Maryland ranks behind only Massachusetts, with its combination of software, hardware, and biotech firms supported by Harvard and MIT; and Washington state, with its strength in software, aviation and its hotbed of entrepreneurial activity.
Maryland’s strengths are, in part, its high concentration of knowledge workers, many employed in Washington, D.C., and many in federal laboratories or companies related to them, according to the summary that accompanies the rankings.
That’s the good news. More sobering is the message the report delivers to all U.S. states — high-ranking or otherwise.
These rankings only measure the states’ capacities for emerging competitively strong on the other side of the recession. If U.S. states are to realize their economic development potential in the new global economy, they must radically change their economic development policies and build better business climates around the concept of nurturing and rewarding innovation.
In Maryland, for example, the Kauffman report clearly documents that our state is well-positioned for success, ranking in the top five for knowledge jobs, digital economy, and innovation capacity. But Maryland ranks far lower in two key categories directly related to achieving innovation-based competitiveness — economic dynamism, where Maryland ranks 15th, and globalization, where Maryland ranks 21st.
Of seven separate indicators included in these two categories, Maryland ranks in the top five in only one — the number of fast-growing firms on the Deloitte Technology Fast 500 and Inc. 500 firms. The state’s next-highest indicator rankings are 17th for inventor patents, and 19th for foreign direct investment by Maryland firms.
Our state ranks 21st or below for the remaining five categories, including a 33rd ranking for entrepreneurial activity.
In effect, the latest New Economy Index report, though largely positive, also underscores a growing chorus of economists, economic development experts, and business leaders in Maryland who are calling on state policy makers to take a more aggressive approach to revitalizing Maryland’s business competitiveness.
For example, a yearlong series of focus groups with state business leaders and economic development experts conducted in 2010 by the Greater Baltimore Committee produced eight consensus core pillars for job creation and building a competitive business environment.
Well-known economist Anirban Basu, of the Sage Policy Group, has repeatedly lamented Maryland’s disappointing jobs recovery and noted Maryland’s need for measures to improve its business climate.
Economist Daraius Irani, director of Towson University’s Regional Economic Studies Institute, reports that Maryland’s less-than-stellar economic dynamism rankings in the Kauffman report show that our region and state are still lacking in the ability to compete with businesses on a global scale.
Maryland would be wise to consider reviewing and potentially revising policies relating to business climate to better encourage business growth across the state, Dr. Irani notes in an analysis that will be featured in the upcoming GBC State of the Region report to be published this fall.

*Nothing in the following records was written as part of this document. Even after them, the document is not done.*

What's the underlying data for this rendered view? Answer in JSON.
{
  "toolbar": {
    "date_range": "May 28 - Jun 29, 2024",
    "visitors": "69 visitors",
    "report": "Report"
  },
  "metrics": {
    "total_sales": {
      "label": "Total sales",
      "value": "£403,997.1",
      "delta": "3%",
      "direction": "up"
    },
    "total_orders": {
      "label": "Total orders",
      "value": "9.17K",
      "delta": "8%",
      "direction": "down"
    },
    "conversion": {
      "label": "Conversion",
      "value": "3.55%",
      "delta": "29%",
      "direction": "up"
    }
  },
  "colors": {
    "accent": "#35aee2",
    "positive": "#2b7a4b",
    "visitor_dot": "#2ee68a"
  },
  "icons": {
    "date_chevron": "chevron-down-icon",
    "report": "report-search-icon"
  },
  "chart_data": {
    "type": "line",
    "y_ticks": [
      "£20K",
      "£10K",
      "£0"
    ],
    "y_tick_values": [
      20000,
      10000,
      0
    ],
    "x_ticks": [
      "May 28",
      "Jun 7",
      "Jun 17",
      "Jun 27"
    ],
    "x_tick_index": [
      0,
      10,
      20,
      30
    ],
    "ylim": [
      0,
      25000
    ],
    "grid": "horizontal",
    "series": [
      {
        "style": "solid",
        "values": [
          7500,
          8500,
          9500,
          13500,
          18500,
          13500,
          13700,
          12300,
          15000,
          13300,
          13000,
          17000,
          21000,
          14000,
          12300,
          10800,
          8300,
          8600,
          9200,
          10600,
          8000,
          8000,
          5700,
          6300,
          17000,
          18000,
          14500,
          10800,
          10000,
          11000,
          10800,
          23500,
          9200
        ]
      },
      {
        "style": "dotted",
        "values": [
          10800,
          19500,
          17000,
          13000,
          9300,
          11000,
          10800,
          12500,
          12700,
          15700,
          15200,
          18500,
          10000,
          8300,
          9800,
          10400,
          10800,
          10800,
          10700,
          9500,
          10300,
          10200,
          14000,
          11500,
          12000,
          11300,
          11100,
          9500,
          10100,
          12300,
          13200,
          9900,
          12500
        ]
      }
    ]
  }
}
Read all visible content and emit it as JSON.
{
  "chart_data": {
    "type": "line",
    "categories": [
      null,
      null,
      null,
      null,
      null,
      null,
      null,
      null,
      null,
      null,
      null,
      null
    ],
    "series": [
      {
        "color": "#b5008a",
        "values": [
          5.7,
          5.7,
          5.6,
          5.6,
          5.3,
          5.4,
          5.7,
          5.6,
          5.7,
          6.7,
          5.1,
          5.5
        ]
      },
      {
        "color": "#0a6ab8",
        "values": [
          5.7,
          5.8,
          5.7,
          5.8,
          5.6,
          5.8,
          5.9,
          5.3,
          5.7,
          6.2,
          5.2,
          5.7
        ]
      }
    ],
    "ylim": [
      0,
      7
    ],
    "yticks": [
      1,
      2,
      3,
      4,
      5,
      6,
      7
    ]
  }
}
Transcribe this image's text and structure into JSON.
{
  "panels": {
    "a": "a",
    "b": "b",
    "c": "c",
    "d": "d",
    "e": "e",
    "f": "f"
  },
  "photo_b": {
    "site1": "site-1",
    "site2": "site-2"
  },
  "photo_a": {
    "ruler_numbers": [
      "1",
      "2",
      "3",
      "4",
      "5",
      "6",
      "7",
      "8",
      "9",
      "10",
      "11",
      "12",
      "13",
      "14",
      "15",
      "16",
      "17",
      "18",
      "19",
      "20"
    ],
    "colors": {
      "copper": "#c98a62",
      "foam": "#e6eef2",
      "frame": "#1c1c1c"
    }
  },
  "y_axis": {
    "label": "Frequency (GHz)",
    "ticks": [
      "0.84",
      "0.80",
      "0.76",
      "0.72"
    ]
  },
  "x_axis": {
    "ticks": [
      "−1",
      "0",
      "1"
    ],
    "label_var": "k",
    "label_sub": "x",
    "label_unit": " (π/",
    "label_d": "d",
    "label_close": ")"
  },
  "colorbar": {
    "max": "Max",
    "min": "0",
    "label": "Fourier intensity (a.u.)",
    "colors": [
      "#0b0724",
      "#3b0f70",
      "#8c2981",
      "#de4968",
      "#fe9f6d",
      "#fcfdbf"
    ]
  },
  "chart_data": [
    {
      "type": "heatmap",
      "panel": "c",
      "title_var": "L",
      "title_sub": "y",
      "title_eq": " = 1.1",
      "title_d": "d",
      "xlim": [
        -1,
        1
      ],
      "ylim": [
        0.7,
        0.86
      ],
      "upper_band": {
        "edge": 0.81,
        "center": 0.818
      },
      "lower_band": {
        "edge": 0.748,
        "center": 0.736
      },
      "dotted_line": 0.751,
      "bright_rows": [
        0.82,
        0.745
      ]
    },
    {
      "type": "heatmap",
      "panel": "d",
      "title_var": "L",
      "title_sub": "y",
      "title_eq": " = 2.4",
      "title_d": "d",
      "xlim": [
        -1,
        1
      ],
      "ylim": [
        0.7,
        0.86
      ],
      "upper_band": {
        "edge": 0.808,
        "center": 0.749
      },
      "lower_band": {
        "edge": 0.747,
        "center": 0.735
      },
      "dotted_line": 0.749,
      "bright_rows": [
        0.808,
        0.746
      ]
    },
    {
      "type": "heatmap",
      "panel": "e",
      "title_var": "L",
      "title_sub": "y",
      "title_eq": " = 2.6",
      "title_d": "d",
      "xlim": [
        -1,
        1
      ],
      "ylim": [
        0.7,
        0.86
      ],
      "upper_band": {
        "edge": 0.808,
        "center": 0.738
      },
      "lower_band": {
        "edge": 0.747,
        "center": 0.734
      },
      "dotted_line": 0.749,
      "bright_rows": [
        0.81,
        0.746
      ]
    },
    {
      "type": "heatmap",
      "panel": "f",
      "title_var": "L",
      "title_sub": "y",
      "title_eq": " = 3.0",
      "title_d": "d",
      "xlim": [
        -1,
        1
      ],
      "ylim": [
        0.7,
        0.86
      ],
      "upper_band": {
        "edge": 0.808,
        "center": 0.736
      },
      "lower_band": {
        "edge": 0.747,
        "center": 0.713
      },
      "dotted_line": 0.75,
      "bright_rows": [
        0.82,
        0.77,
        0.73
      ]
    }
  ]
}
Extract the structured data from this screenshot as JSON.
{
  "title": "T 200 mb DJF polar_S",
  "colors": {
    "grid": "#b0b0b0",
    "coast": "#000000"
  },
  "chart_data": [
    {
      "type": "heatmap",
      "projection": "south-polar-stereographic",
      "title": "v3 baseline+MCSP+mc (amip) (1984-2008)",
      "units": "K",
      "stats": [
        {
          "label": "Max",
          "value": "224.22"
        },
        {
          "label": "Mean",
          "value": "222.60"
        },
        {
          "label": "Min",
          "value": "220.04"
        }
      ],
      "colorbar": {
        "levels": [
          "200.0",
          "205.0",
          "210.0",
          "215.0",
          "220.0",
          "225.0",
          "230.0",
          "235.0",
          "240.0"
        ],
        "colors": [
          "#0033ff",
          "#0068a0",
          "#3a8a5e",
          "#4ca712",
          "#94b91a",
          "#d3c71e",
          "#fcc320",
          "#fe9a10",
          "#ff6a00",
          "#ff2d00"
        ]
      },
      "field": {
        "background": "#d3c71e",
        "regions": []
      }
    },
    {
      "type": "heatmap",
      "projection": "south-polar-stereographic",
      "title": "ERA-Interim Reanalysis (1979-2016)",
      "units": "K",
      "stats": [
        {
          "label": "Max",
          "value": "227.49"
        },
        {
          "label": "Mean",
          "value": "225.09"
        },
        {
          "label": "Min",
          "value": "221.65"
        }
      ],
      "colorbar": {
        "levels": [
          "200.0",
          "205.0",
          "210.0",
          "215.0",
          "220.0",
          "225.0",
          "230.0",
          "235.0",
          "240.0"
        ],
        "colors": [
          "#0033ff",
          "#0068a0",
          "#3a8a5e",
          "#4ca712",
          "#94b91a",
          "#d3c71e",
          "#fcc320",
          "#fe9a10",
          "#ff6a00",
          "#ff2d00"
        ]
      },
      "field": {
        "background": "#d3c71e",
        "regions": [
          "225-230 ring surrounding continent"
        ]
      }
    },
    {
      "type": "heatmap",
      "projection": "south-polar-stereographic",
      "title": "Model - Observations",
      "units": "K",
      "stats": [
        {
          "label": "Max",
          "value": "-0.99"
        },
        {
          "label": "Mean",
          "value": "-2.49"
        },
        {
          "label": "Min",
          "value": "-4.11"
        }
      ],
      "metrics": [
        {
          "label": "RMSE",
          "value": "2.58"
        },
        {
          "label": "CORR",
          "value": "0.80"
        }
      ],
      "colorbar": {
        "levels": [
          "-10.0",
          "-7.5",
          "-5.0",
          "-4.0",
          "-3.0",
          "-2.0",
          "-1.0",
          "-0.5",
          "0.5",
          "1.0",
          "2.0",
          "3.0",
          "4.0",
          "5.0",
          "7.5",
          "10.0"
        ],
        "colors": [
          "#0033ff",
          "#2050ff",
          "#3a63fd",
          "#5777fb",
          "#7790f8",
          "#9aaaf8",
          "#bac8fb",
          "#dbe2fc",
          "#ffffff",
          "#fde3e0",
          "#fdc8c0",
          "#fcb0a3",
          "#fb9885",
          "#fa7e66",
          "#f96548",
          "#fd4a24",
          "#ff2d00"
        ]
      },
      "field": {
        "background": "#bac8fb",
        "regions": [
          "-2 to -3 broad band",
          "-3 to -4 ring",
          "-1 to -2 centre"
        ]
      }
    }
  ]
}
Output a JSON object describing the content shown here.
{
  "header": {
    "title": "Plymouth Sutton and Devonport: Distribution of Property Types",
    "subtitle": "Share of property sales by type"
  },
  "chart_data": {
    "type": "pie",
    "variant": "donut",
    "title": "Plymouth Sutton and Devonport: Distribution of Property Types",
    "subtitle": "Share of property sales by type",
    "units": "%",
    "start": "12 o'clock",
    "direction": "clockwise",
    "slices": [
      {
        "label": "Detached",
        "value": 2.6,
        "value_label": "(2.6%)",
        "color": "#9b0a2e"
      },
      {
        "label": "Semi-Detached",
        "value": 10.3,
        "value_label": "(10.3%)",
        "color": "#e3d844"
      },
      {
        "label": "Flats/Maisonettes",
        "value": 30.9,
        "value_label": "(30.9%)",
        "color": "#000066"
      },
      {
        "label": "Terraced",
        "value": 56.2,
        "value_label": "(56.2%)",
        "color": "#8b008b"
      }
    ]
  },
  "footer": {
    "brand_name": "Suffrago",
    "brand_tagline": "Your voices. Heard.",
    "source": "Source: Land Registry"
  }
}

The Kauffman report notes that the untold story of the recession and anemic nationwide recovery “has been the weakened position of the U.S. economy in global markets.” That development “will have significant impacts on state economies for decades into the future.”
The report offers a compelling observation for all state policymakers in the U.S.: the competition for economic growth is no longer primarily between our nation’s states. It’s global, and it’s innovation-driven.
The report concludes with calls for a renewed economic development focus on nurturing innovation and entrepreneurship at both the state and federal levels.
Among other things, it suggests a focus on reducing economic development competition between jurisdictions within a state and a renewed state-level “win-win” focus on boosting infrastructure, business support systems, technology development and transfer systems. It also calls for the development of a “state-federal innovation-based” economic development partnership.
These are all heavy-duty concepts to absorb. But whatever we take away from various expert assessments of our sluggish economy, there is one clear thing that we must all understand — successfully moving beyond the current malaise will require public policy that ventures considerably beyond “business as usual.”
It’s good when experts say that Maryland is well-positioned for economic success in the new post-recession economy. Being positioned for success is an enviable start. Making the difficult decisions needed to take advantage of that position will require political courage and a change in government’s culture.
We clearly have a lot of work to do.